Today we heard that the Japanese had made a landing in northern Luzon! It can’t be true!

Don’t Be DEFEATIST signs were posted throughout the hospital grounds, and in a small way they lulled our fear and suspicion that the enemy had made a landing.

Early in the morning our hospital was thrown into the wildest confusion when word was passed that the enemy was using gas. We rushed for our gas masks only to discover that there weren’t enough to go around. Those without masks were given a cup of soda bicarbonate solution with a small piece of gauze. Useless, no doubt, but one had to do something for those wounded and helpless men. Fortunately, the rumor proved to be false.

This afternoon sixty-six Japanese bombers flew over our heads in perfect formation, and our entire hospital staff rushed out to see them. They looked like giant silver birds. Beautiful and harmless!

Then, suddenly, they started to unload their bombs! Over Cavite Navy Yard, Nichols Field, and Manila Harbor!

“This is another case of Cretel Those G… D… bastards in Washington have betrayed us!”

The army captain who had spoken those words stood beside me watching the bombs fall, and for a moment I felt a nausea and pain at the pit of my stomach.

In a short time the wounded began to arrive, and soon our wards, receiving rooms, operating rooms, as well as the large hospital yard, were filled with the wounded and the dying.

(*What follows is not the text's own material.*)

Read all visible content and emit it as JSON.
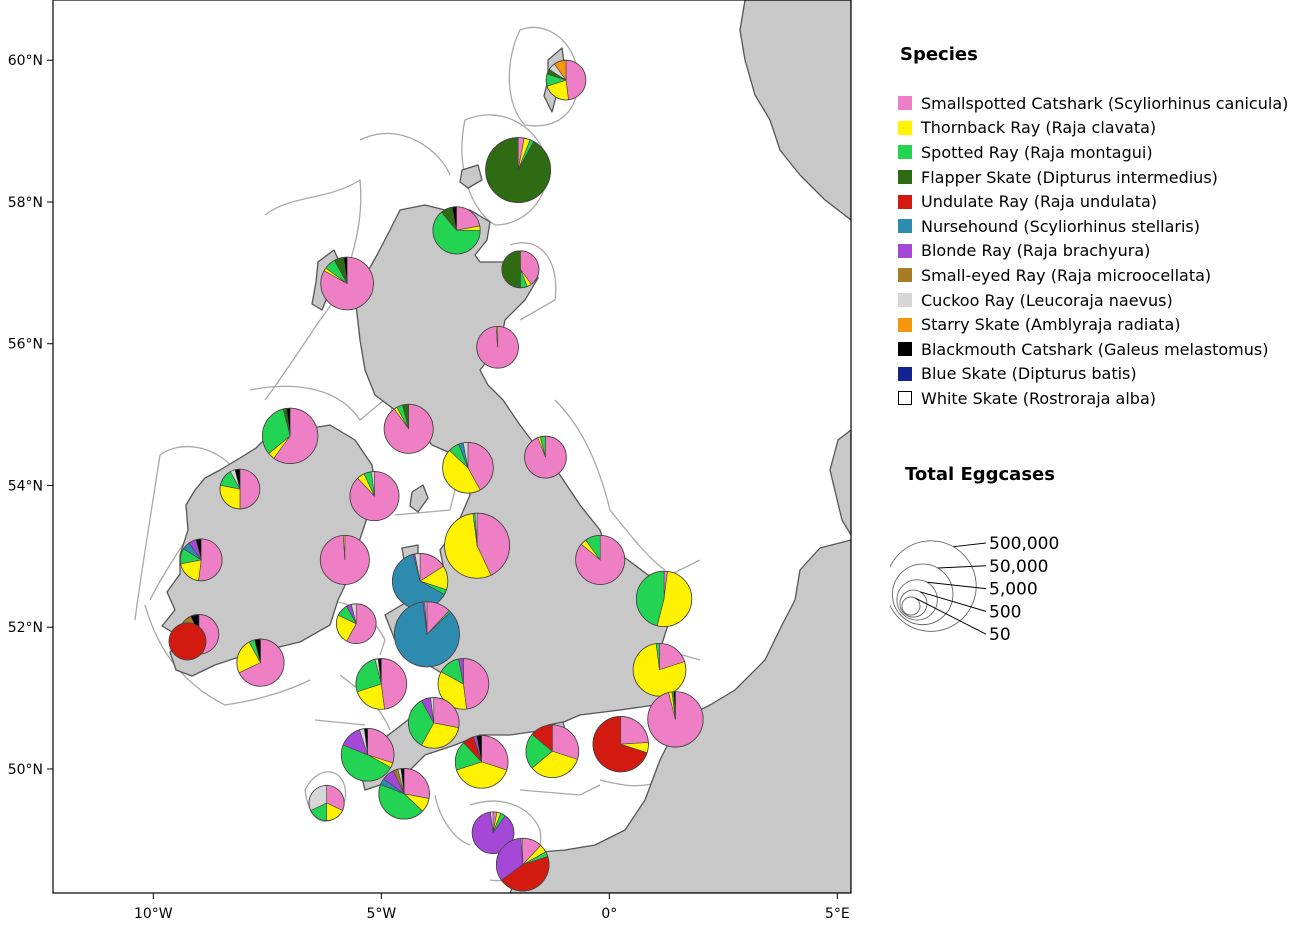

American and Filipino men, both civilian and military, were lying everywhere on the well-kept lawn. Many of them were charred and burned beyond recognition. Blood as crimson as the hibiscus flowers which bloomed in profusion in the yard was scattered everywhere.

Black-robed priests and army chaplains knelt by the dying to comfort and give last rites.

Doctors, nurses and corpsmen worked around the clock.